Emerging Voices winner profile

5468796 architecture

5468796 architecture | Bloc_10, Winnipeg, Canada, 2011. Credit: James Brittain Photography

The Architectural League’s annual Emerging Voices program spotlights North American architects, landscape architects, and urban designers who have significant bodies of realized work and the potential to influence their field.

5468796 architecture won a 2012 award.

The Winnipeg based collaborative that engages in all aspects of design, from furnishings to urban fabric.

Established in 2007, 5468796 architecture‘s most valuable resource is an ongoing dialogue rooted in curiosity and play, generating innovative architectural solutions within modest budgetary constraints. Creativity is paramount, not as a manifestation of individual preference, but rather as a direct response to client, context and program. Each project is shaped by a comprehensive definition of its limitations, which are transposed to reveal their inherent opportunities. The office then focuses its full energy to determine an uncompromising approach to design.

In the past four years, 5468796 has designed and completed several nationally and internationally recognized architectural projects, which have been featured in numerous award competitions and publications.

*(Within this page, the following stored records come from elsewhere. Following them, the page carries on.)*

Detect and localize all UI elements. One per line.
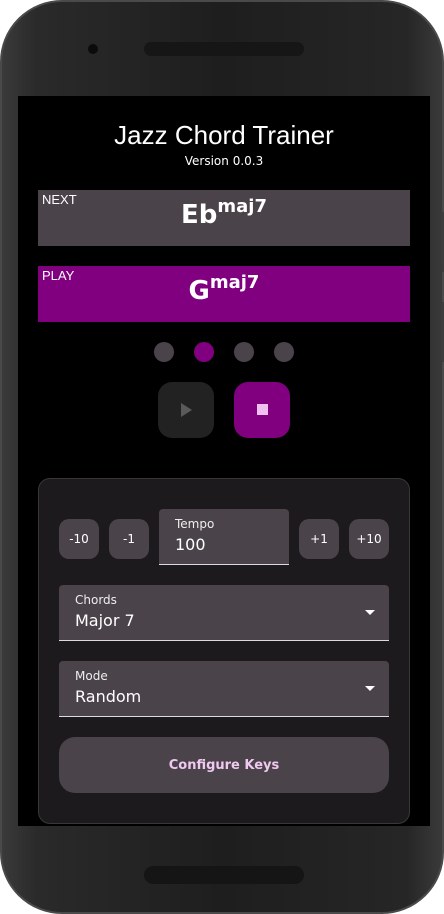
beat-dot xyxy=(154,342,174,362)
play-button[interactable] xyxy=(158,382,214,438)
chords-value: Major 7 xyxy=(75,611,135,630)
next-chord-card: NEXT Ebmaj7 xyxy=(38,190,410,246)
app-screen: Jazz Chord Trainer Version 0.0.3 NEXT Eb… xyxy=(18,96,430,826)
chevron-down-icon xyxy=(365,610,375,615)
configure-keys-button[interactable]: Configure Keys xyxy=(59,737,389,793)
next-chord: Ebmaj7 xyxy=(38,196,410,230)
beat-dot-active xyxy=(194,342,214,362)
play-chord-quality: maj7 xyxy=(209,272,260,293)
play-chord-root: G xyxy=(188,276,210,306)
play-chord: Gmaj7 xyxy=(38,272,410,306)
app-version: Version 0.0.3 xyxy=(184,154,264,168)
phone-frame: Jazz Chord Trainer Version 0.0.3 NEXT Eb… xyxy=(0,0,444,914)
front-camera xyxy=(88,44,98,54)
tempo-plus-10-button[interactable]: +10 xyxy=(349,519,389,559)
beat-dot xyxy=(274,342,294,362)
mode-label: Mode xyxy=(75,669,108,683)
chords-label: Chords xyxy=(75,593,117,607)
tempo-minus-10-button[interactable]: -10 xyxy=(59,519,99,559)
play-icon xyxy=(181,403,192,417)
mode-select[interactable]: Mode Random xyxy=(59,661,389,717)
next-chord-quality: maj7 xyxy=(217,196,267,217)
tempo-plus-1-button[interactable]: +1 xyxy=(299,519,339,559)
tempo-value[interactable]: 100 xyxy=(175,535,206,554)
stop-icon xyxy=(257,404,268,415)
mode-value: Random xyxy=(75,687,142,706)
next-chord-root: Eb xyxy=(181,200,218,230)
tempo-minus-1-button[interactable]: -1 xyxy=(109,519,149,559)
app-title: Jazz Chord Trainer xyxy=(114,120,334,150)
settings-panel: -10 -1 Tempo 100 +1 +10 Chords Major 7 M… xyxy=(38,478,410,824)
earpiece-speaker xyxy=(144,42,304,56)
stop-button[interactable] xyxy=(234,382,290,438)
tempo-field[interactable]: Tempo 100 xyxy=(159,509,289,565)
bottom-speaker xyxy=(144,866,304,884)
play-chord-card: PLAY Gmaj7 xyxy=(38,266,410,322)
beat-dot xyxy=(234,342,254,362)
chords-select[interactable]: Chords Major 7 xyxy=(59,585,389,641)
chevron-down-icon xyxy=(365,686,375,691)
tempo-label: Tempo xyxy=(175,517,215,531)
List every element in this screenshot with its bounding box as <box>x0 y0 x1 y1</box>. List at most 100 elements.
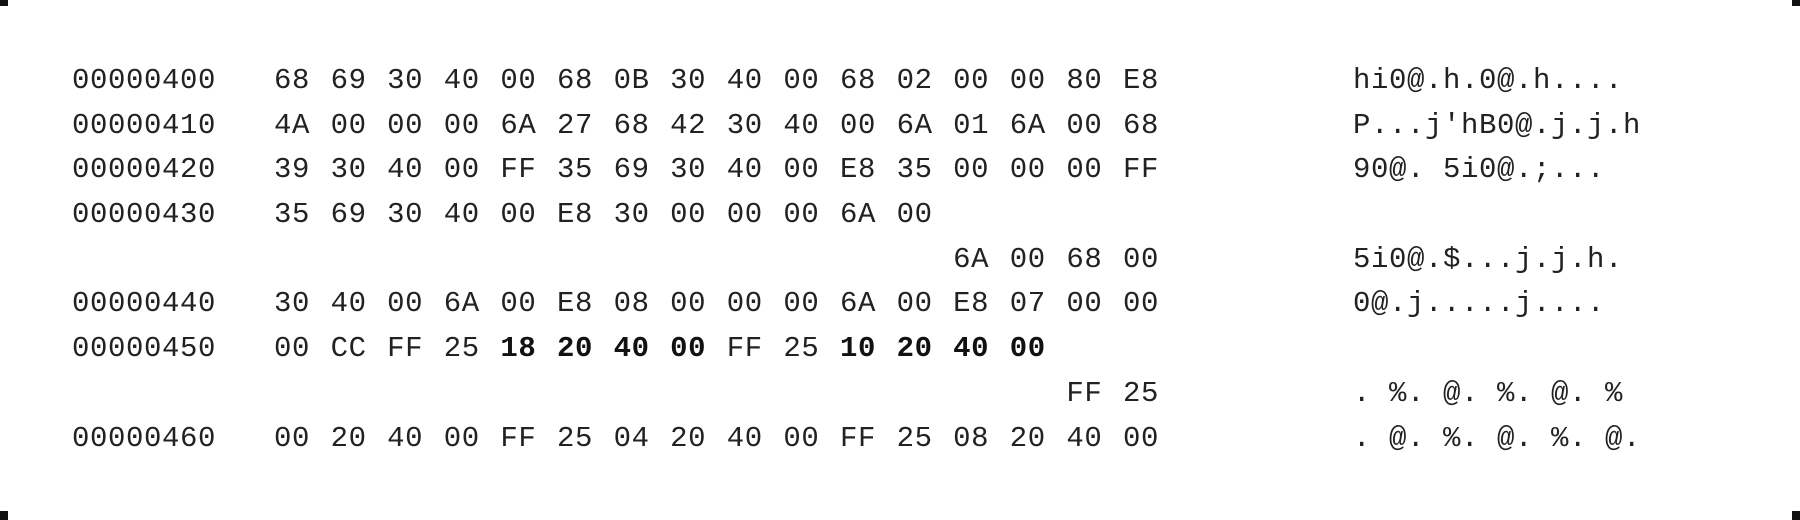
hex-byte: 39 <box>273 153 310 187</box>
hex-row: 00000450 00 CC FF 25 18 20 40 00 FF 25 10 20 40 00 <box>0 327 1800 372</box>
row-offset: 00000410 <box>72 108 217 142</box>
row-ascii: P...j'hB0@.j.j.h <box>1353 108 1642 142</box>
hex-byte: 69 <box>330 64 367 97</box>
hex-byte: E8 <box>1122 64 1159 97</box>
hex-byte: 25 <box>783 332 820 366</box>
hex-byte: 40 <box>1066 421 1103 455</box>
hex-byte: 00 <box>896 198 933 232</box>
hex-byte: 00 <box>443 421 480 455</box>
row-ascii: 0@.j.....j.... <box>1353 287 1606 321</box>
hex-byte: 00 <box>1122 421 1159 455</box>
corner-mark-top-left <box>0 0 8 6</box>
hex-row: 00000430 35 69 30 40 00 E8 30 00 00 00 6A 00 <box>0 193 1800 238</box>
hex-byte: 40 <box>726 153 763 187</box>
hex-byte: 68 <box>839 64 876 97</box>
hex-byte: 00 <box>670 287 707 321</box>
hex-byte: 35 <box>556 153 593 187</box>
corner-mark-bottom-left <box>0 511 8 520</box>
hex-byte: 40 <box>443 64 480 97</box>
hex-byte: 00 <box>273 421 310 455</box>
hex-byte: 30 <box>613 198 650 232</box>
hex-byte-highlighted: 40 <box>613 332 650 366</box>
hex-byte: 00 <box>953 64 990 97</box>
hex-byte: 40 <box>330 287 367 321</box>
hex-dump: 00000400 68 69 30 40 00 68 0B 30 40 00 68 02 00 00 80 E8… <box>0 59 1800 461</box>
hex-byte: 4A <box>273 108 310 142</box>
hex-byte: 25 <box>896 421 933 455</box>
hex-byte: 00 <box>839 108 876 142</box>
hex-byte: 02 <box>896 64 933 97</box>
hex-byte: 6A <box>500 108 537 142</box>
hex-byte: 00 <box>783 64 820 97</box>
hex-byte: 00 <box>783 421 820 455</box>
row-ascii: hi0@.h.0@.h.... <box>1353 64 1624 97</box>
hex-byte: 00 <box>443 153 480 187</box>
hex-byte: 00 <box>1122 287 1159 321</box>
hex-byte: FF <box>500 153 537 187</box>
hex-byte: 00 <box>1066 287 1103 321</box>
hex-byte: 00 <box>783 287 820 321</box>
hex-row: FF 25 . %. @. %. @. % <box>0 372 1800 417</box>
hex-byte: FF <box>1122 153 1159 187</box>
hex-byte: FF <box>387 332 424 366</box>
hex-byte: E8 <box>556 198 593 232</box>
hex-byte: 35 <box>896 153 933 187</box>
hex-byte: CC <box>330 332 367 366</box>
hex-byte: 00 <box>387 108 424 142</box>
hex-byte: 40 <box>443 198 480 232</box>
hex-byte: 0B <box>613 64 650 97</box>
hex-byte: 68 <box>1066 242 1103 276</box>
hex-byte: 6A <box>896 108 933 142</box>
hex-byte: 00 <box>1009 153 1046 187</box>
hex-byte: 69 <box>330 198 367 232</box>
hex-byte: 40 <box>726 64 763 97</box>
hex-byte: 27 <box>556 108 593 142</box>
hex-byte: 00 <box>330 108 367 142</box>
hex-row: 00000440 30 40 00 6A 00 E8 08 00 00 00 6A 00 E8 07 00 00… <box>0 282 1800 327</box>
hex-byte: FF <box>839 421 876 455</box>
hex-byte: 04 <box>613 421 650 455</box>
hex-byte: 30 <box>387 198 424 232</box>
hex-byte-highlighted: 18 <box>500 332 537 366</box>
row-offset: 00000460 <box>72 421 217 455</box>
hex-row: 6A 00 68 00 5i0@.$...j.j.h. <box>0 238 1800 283</box>
hex-byte: 00 <box>387 287 424 321</box>
hex-byte: E8 <box>839 153 876 187</box>
hex-byte: 00 <box>443 108 480 142</box>
hex-byte: 40 <box>387 153 424 187</box>
hex-byte: 00 <box>500 64 537 97</box>
hex-row: 00000420 39 30 40 00 FF 35 69 30 40 00 E8 35 00 00 00 FF… <box>0 148 1800 193</box>
hex-byte: 08 <box>613 287 650 321</box>
hex-byte: 6A <box>839 198 876 232</box>
hex-byte: 6A <box>953 242 990 276</box>
corner-mark-top-right <box>1792 0 1800 6</box>
hex-byte: 68 <box>273 64 310 97</box>
hex-byte-highlighted: 10 <box>839 332 876 366</box>
hex-byte: 30 <box>670 153 707 187</box>
hex-byte-highlighted: 00 <box>670 332 707 366</box>
row-offset: 00000440 <box>72 287 217 321</box>
hex-byte: 00 <box>1066 153 1103 187</box>
hex-byte-highlighted: 20 <box>556 332 593 366</box>
hex-byte: 00 <box>1009 64 1046 97</box>
hex-byte: 25 <box>556 421 593 455</box>
hex-byte: 40 <box>783 108 820 142</box>
hex-byte: FF <box>726 332 763 366</box>
hex-byte: 30 <box>726 108 763 142</box>
row-offset: 00000420 <box>72 153 217 187</box>
hex-byte: 00 <box>670 198 707 232</box>
hex-byte: 30 <box>387 64 424 97</box>
hex-byte: 20 <box>1009 421 1046 455</box>
hex-byte: 40 <box>726 421 763 455</box>
hex-byte: 42 <box>670 108 707 142</box>
hex-byte: 08 <box>953 421 990 455</box>
hex-byte: 00 <box>500 287 537 321</box>
corner-mark-bottom-right <box>1792 511 1800 520</box>
hex-byte: 00 <box>783 153 820 187</box>
hex-byte: 68 <box>556 64 593 97</box>
hex-byte: 00 <box>953 153 990 187</box>
hex-byte: 30 <box>670 64 707 97</box>
hex-byte: 01 <box>953 108 990 142</box>
hex-byte: 6A <box>443 287 480 321</box>
hex-byte: 00 <box>1066 108 1103 142</box>
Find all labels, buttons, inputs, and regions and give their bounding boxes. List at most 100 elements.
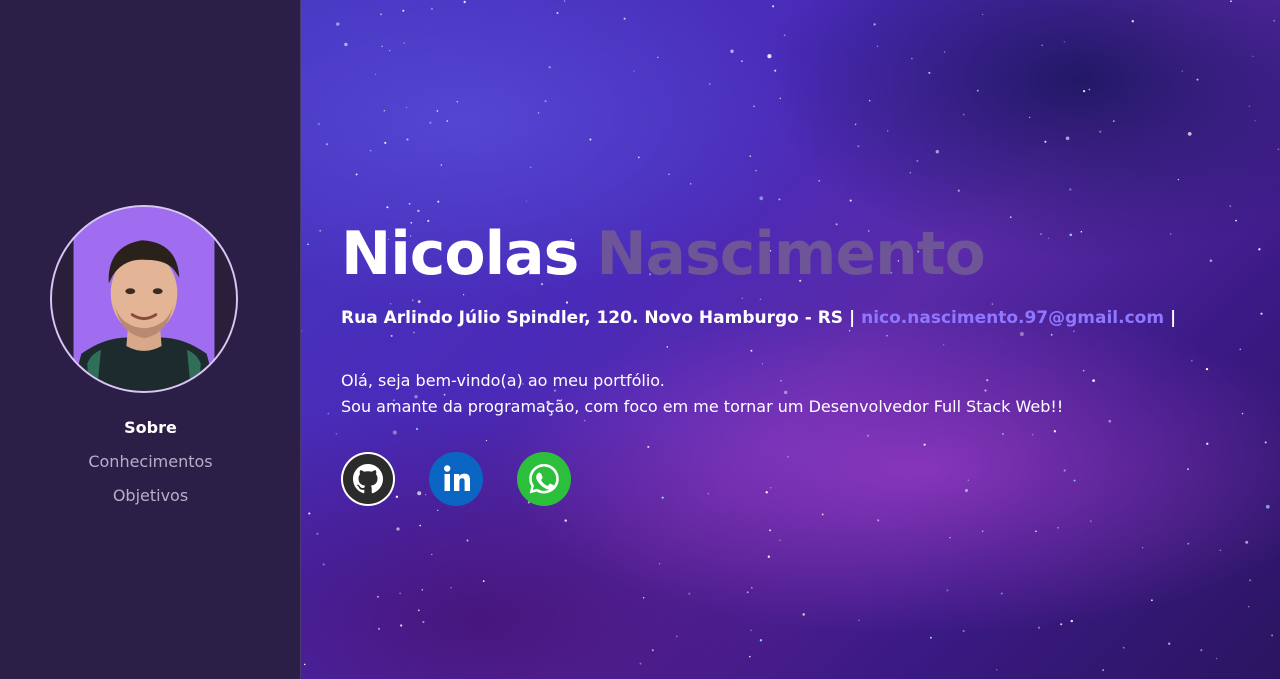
star — [456, 100, 459, 103]
star — [369, 149, 372, 152]
star — [633, 70, 635, 72]
contact-info: Rua Arlindo Júlio Spindler, 120. Novo Ha… — [341, 306, 1176, 330]
star — [708, 83, 711, 85]
intro-line-2: Sou amante da programação, com foco em m… — [341, 397, 1064, 416]
star — [1273, 19, 1276, 22]
star — [1112, 120, 1115, 122]
star — [849, 199, 852, 202]
star — [1099, 130, 1102, 133]
star — [767, 54, 772, 59]
star — [377, 595, 379, 598]
star — [658, 563, 661, 565]
star — [431, 553, 433, 556]
star — [876, 45, 879, 48]
star — [1187, 468, 1189, 470]
star — [548, 66, 551, 69]
star — [774, 69, 777, 72]
sidebar: Sobre Conhecimentos Objetivos — [0, 0, 301, 679]
star — [417, 209, 420, 213]
star — [316, 532, 319, 535]
star — [1258, 248, 1261, 251]
star — [1230, 0, 1232, 2]
star — [1168, 642, 1171, 645]
star — [639, 662, 642, 665]
star — [402, 9, 405, 12]
star — [525, 200, 528, 202]
star — [916, 159, 919, 162]
star — [408, 202, 411, 205]
star — [779, 539, 781, 542]
star — [873, 23, 876, 26]
address-text: Rua Arlindo Júlio Spindler, 120. Novo Ha… — [341, 308, 856, 328]
sidebar-nav: Sobre Conhecimentos Objetivos — [0, 416, 301, 518]
star — [1248, 105, 1251, 107]
star — [668, 173, 670, 176]
star — [779, 97, 782, 100]
star — [1070, 619, 1073, 623]
star — [383, 110, 386, 112]
star — [783, 34, 786, 37]
github-link[interactable] — [341, 452, 395, 506]
star — [1088, 88, 1091, 91]
whatsapp-link[interactable] — [517, 452, 571, 506]
star — [957, 189, 960, 192]
star — [1041, 44, 1043, 47]
star — [675, 635, 678, 638]
star — [1187, 131, 1192, 136]
nav-item-objetivos[interactable]: Objetivos — [113, 484, 188, 518]
star — [928, 71, 931, 74]
star — [437, 509, 439, 512]
linkedin-icon — [429, 452, 483, 506]
star — [821, 513, 824, 516]
star — [1229, 205, 1232, 208]
separator: | — [1169, 308, 1177, 328]
star — [857, 145, 860, 148]
star — [778, 198, 781, 201]
star — [1187, 542, 1190, 545]
star — [1089, 520, 1092, 523]
star — [1252, 55, 1254, 57]
star — [374, 73, 377, 76]
star — [1241, 412, 1244, 415]
hero-content: Nicolas Nascimento Rua Arlindo Júlio Spin… — [341, 214, 1176, 506]
nav-item-conhecimentos[interactable]: Conhecimentos — [88, 450, 212, 484]
star — [544, 100, 547, 103]
star — [759, 639, 763, 642]
star — [1035, 530, 1037, 533]
star — [688, 592, 691, 595]
star — [450, 586, 452, 589]
star — [818, 180, 820, 182]
email-link[interactable]: nico.nascimento.97@gmail.com — [861, 308, 1164, 328]
star — [1206, 442, 1209, 445]
star — [1271, 634, 1274, 637]
star — [482, 580, 485, 583]
star — [772, 5, 775, 8]
star — [437, 200, 440, 203]
nav-item-sobre[interactable]: Sobre — [124, 416, 177, 450]
star — [802, 613, 806, 616]
star — [1254, 120, 1256, 122]
star — [962, 629, 965, 633]
star — [1235, 219, 1237, 222]
linkedin-link[interactable] — [429, 452, 483, 506]
star — [327, 412, 330, 415]
star — [381, 45, 383, 48]
intro-text: Olá, seja bem-vindo(a) ao meu portfólio.… — [341, 368, 1176, 420]
star — [854, 123, 857, 126]
star — [1131, 20, 1134, 23]
whatsapp-icon — [517, 452, 571, 506]
star — [389, 49, 391, 52]
star — [651, 649, 654, 652]
star — [322, 563, 325, 566]
star — [308, 512, 311, 515]
star — [564, 519, 567, 522]
star — [749, 155, 752, 158]
star — [1205, 367, 1209, 371]
star — [384, 141, 387, 144]
star — [1200, 649, 1203, 652]
star — [422, 620, 425, 624]
star — [405, 106, 408, 109]
star — [755, 169, 757, 172]
star — [377, 627, 381, 631]
star — [1219, 549, 1222, 552]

Recent recognitions include shortlisted projects for the 2011 World Architecture Festival, inclusion in the 2011 Design Vanguard issue of Architectural Record, an AR Future Projects Award for youCUBE, a Royal Architecture Institute of Canada Award of Excellence for OMS Stage, and Canadian Architect Awards of Excellence for three consecutive years.

5468796 makes design advocacy an ongoing pursuit through critical practice, professorships at the University of Manitoba, and various public engagements. In 2012, the studio–in collaboration with Jae-Sung Chon–will curate Canada’s submission to the Venice Biennale in Architecture. The Migrating Landscapes exhibition explores the settling-unsettling dynamic of im/migration, acting as a forum for Canadian designers to investigate and expose the unique manifestations of cultural memory that overlay our country. The project will unfold as a national competition traveling from British Columbia to Nova Scotia, in which young practitioners contribute their responses to a multidimensional topography before it reaches its final destination in Venice.